Влада лишь громко хмыкнула, но все же встала и уверенным шагом направилась к выходу, легко сбежав по лесенке. Ни разу она не обернулась, но Матвей все ещё чувствовал её взгляд, будто ожог. Наконец хлопнула калитка. Иннокентий вздохнул и наконец открыто посмотрел на Матвея.
— Ты прости, пожалуйста. Не знал, что вы пересчитаетесь.
— Да что уж, ты тут при чем.
— Матвей осторожно обошёл стол и сел на стул рядом с тем, на котором сидела Влада. Иннокентий, поняв это, усмехнулся, взял её кружку.
— Сейчас другую принесу.
— А это разбить и сжечь в печке отнесёшь?
— Вот ещё. Кружек не напасёшься. Помою просто.
Он быстро вернулся с чистой кружкой со стёртым золотым кружком, налил Матвею полную чашку чая и подвинул сахарницу, тот не стал сопротивляться и всыпал себе сразу три ложки.
— Прости за… - Иннокентий не договорил, махнул рукой. Он выглядел каким-то грустным. — Да ты тут при чем, — вздохнул Матвей, глядя на отражение дощатого потолка в чае. — А кто это?
— Это Владислава. Тоже своего рода ведьма, как ты уже понял.
— Ещё как понял.
— Она не плохая, просто любит, чтобы было по её, — Иннокентий поморщился как от зубной боли. — И с людьми не считается.
— И ты её тут окорачиваешь?
— Окорачиваю?
Матвей пожал плечами.
— Я ей не охранник, просто под моей крышей я ей этого не позволю. Это мой дом, моя территория, — в голосе Иннокентия послышалась непривычная сталь. — Отравлять здесь мой энергетику своими гнилыми делами я не позволю.

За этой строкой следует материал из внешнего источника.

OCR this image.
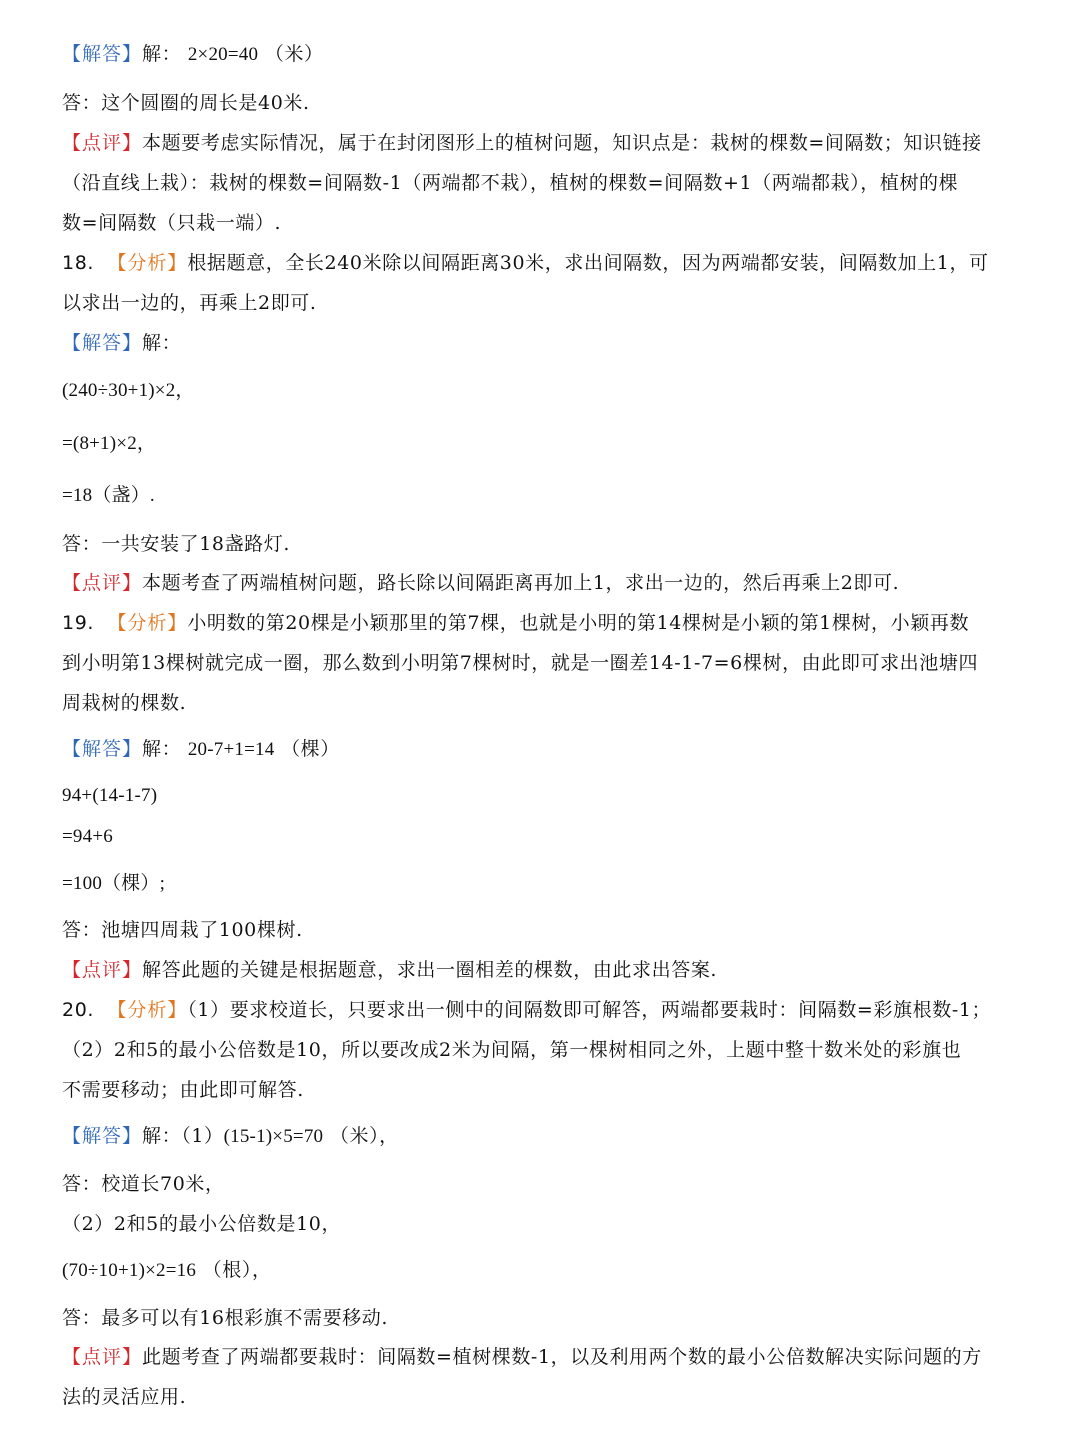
【解答】解： 2×20=40 （米）
答：这个圆圈的周长是40米.
【点评】本题要考虑实际情况，属于在封闭图形上的植树问题，知识点是：栽树的棵数=间隔数；知识链接
（沿直线上栽）：栽树的棵数=间隔数-1（两端都不栽），植树的棵数=间隔数+1（两端都栽），植树的棵
数=间隔数（只栽一端）.
18. 【分析】根据题意，全长240米除以间隔距离30米，求出间隔数，因为两端都安装，间隔数加上1，可
以求出一边的，再乘上2即可.
【解答】解：
(240÷30+1)×2，
=(8+1)×2，
=18（盏）.
答：一共安装了18盏路灯.
【点评】本题考查了两端植树问题，路长除以间隔距离再加上1，求出一边的，然后再乘上2即可.
19. 【分析】小明数的第20棵是小颖那里的第7棵，也就是小明的第14棵树是小颖的第1棵树，小颖再数
到小明第13棵树就完成一圈，那么数到小明第7棵树时，就是一圈差14-1-7=6棵树，由此即可求出池塘四
周栽树的棵数.
【解答】解： 20-7+1=14 （棵）
94+(14-1-7)
=94+6
=100（棵）;
答：池塘四周栽了100棵树.
【点评】解答此题的关键是根据题意，求出一圈相差的棵数，由此求出答案.
20. 【分析】（1）要求校道长，只要求出一侧中的间隔数即可解答，两端都要栽时：间隔数=彩旗根数-1；
（2）2和5的最小公倍数是10，所以要改成2米为间隔，第一棵树相同之外，上题中整十数米处的彩旗也
不需要移动；由此即可解答.
【解答】解：（1）(15-1)×5=70 （米），
答：校道长70米，
（2）2和5的最小公倍数是10，
(70÷10+1)×2=16 （根），
答：最多可以有16根彩旗不需要移动.
【点评】此题考查了两端都要栽时：间隔数=植树棵数-1，以及利用两个数的最小公倍数解决实际问题的方
法的灵活应用.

— Энергееетику, — Матвей добродушно усмехнулся, отхлёбывая чай. Тепло от него разлилось казалось по всему телу, от горла и к лёгким, до самых кончиков пальцев — он и сам не понял, что озяб. Иннокентий сидел, привалившись спиной к стене, макал печенье в чай, такой совсем домашний. - То есть, ты меня под свою защиту позвал?

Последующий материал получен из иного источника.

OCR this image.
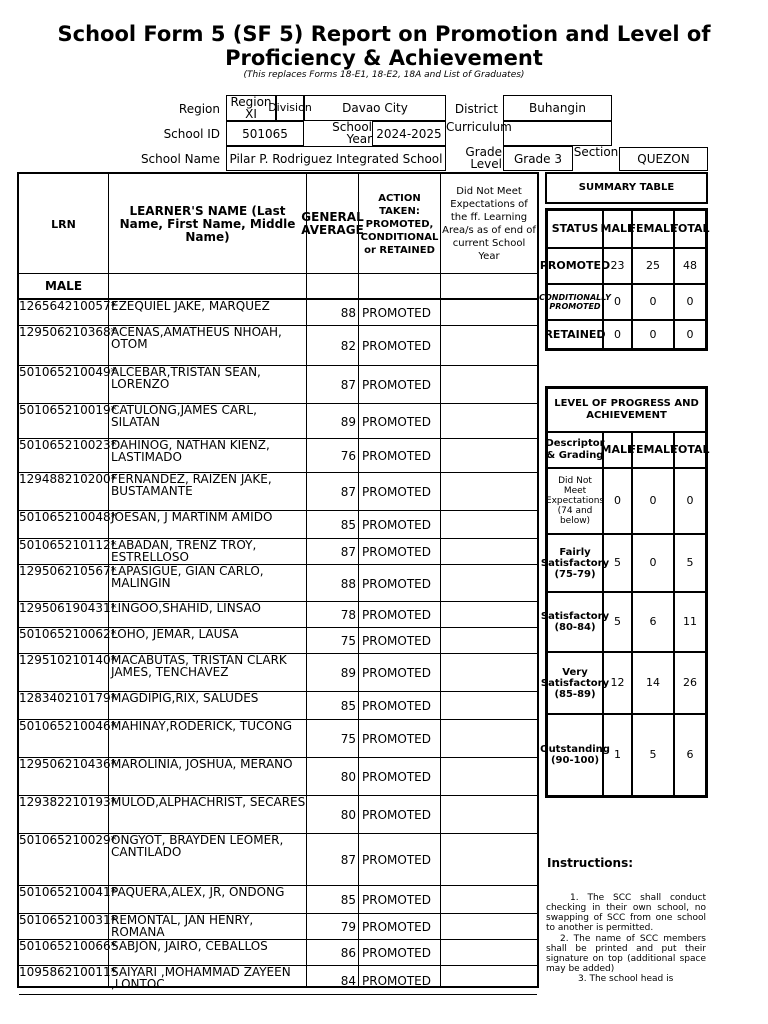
School Form 5 (SF 5) Report on Promotion and Level of Proficiency & Achievement
(This replaces Forms 18-E1, 18-E2, 18A and List of Graduates)
Region Region XI	Division	Davao City	District	Buhangin
School ID	501065	School Year 2024-2025 Curriculum
School Name Pilar P. Rodriguez Integrated School	Grade Level Grade 3 Section	QUEZON
LRN
LEARNER'S NAME (Last Name, First Name, Middle Name)
GENERAL AVERAGE
ACTION TAKEN: PROMOTED, CONDITIONAL or RETAINED
Did Not Meet Expectations of the ff. Learning Area/s as of end of current School Year
MALE
126564210057*
EZEQUIEL JAKE, MARQUEZ	88 PROMOTED
129506210368*
ACENAS,AMATHEUS NHOAH, OTOM	82 PROMOTED
501065210049*
ALCEBAR,TRISTAN SEAN, LORENZO	87 PROMOTED
501065210019*
CATULONG,JAMES CARL, SILATAN	89 PROMOTED
501065210023*
DAHINOG, NATHAN KIENZ, LASTIMADO	76 PROMOTED
129488210200*
FERNANDEZ, RAIZEN JAKE, BUSTAMANTE	87 PROMOTED
501065210048*
JOESAN, J MARTINM AMIDO
85 PROMOTED
501065210112*
LABADAN, TRENZ TROY, ESTRELLOSO	87 PROMOTED
129506210567*
LAPASIGUE, GIAN CARLO, MALINGIN	88 PROMOTED
129506190431*
LINGOO,SHAHID, LINSAO	78 PROMOTED
501065210062*
LOHO, JEMAR, LAUSA	75 PROMOTED
129510210140*
MACABUTAS, TRISTAN CLARK JAMES, TENCHAVEZ	89 PROMOTED
128340210179*
MAGDIPIG,RIX, SALUDES
85 PROMOTED
501065210046*
MAHINAY,RODERICK, TUCONG
75 PROMOTED
129506210436*
MAROLINIA, JOSHUA, MERANO
80 PROMOTED
129382210193*
MULOD,ALPHACHRIST, SECARES
80 PROMOTED
501065210029*
ONGYOT, BRAYDEN LEOMER, CANTILADO
87 PROMOTED
501065210041*
PAQUERA,ALEX, JR, ONDONG
85 PROMOTED
501065210031*
REMONTAL, JAN HENRY, ROMANA	79 PROMOTED
501065210066*
SABJON, JAIRO, CEBALLOS	86 PROMOTED
109586210011*
SAIYARI ,MOHAMMAD ZAYEEN ,LONTOC	84 PROMOTED
SUMMARY TABLE
STATUS MALE
FEMALE
TOTAL
PROMOTED 23	25	48
CONDITIONALLY PROMOTED	0	0	0
RETAINED 0	0	0
LEVEL OF PROGRESS AND ACHIEVEMENT
Descriptor & Grading
MALE
FEMALE
TOTAL
Did Not Meet Expectations (74 and below)
0	0	0
Fairly Satisfactory (75-79)
5	0	5
Satisfactory (80-84)	5	6	11
Very Satisfactory (85-89)
12	14	26
Outstanding (90-100)	1	5	6
Instructions:
1. The SCC shall conduct checking in their own school, no swapping of SCC from one school to another is permitted.
2. The name of SCC members shall be printed and put their signature on top (additional space may be added)
3. The school head is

-Конечно, - Иннокентий повернулся к нему, что-то в его взгляде заставило все нутро Матвея дрогнуть, такой серьезный этот был взгляд. - Ты со мной в безопасности.
Матвей опустил глаза и сделал слишком большой глоток чая, едва не захлебнувшись.
Солнце снова показалось из-за туч, от чашки сладко пахло какими-то травами, внезапно на Матвея накатило какое-то умиротворение.
Он прикрыл глаза. Ему померещилось бескрайнее золотистое поле, сколько хватало глаз и тишина, мягкость, теплота.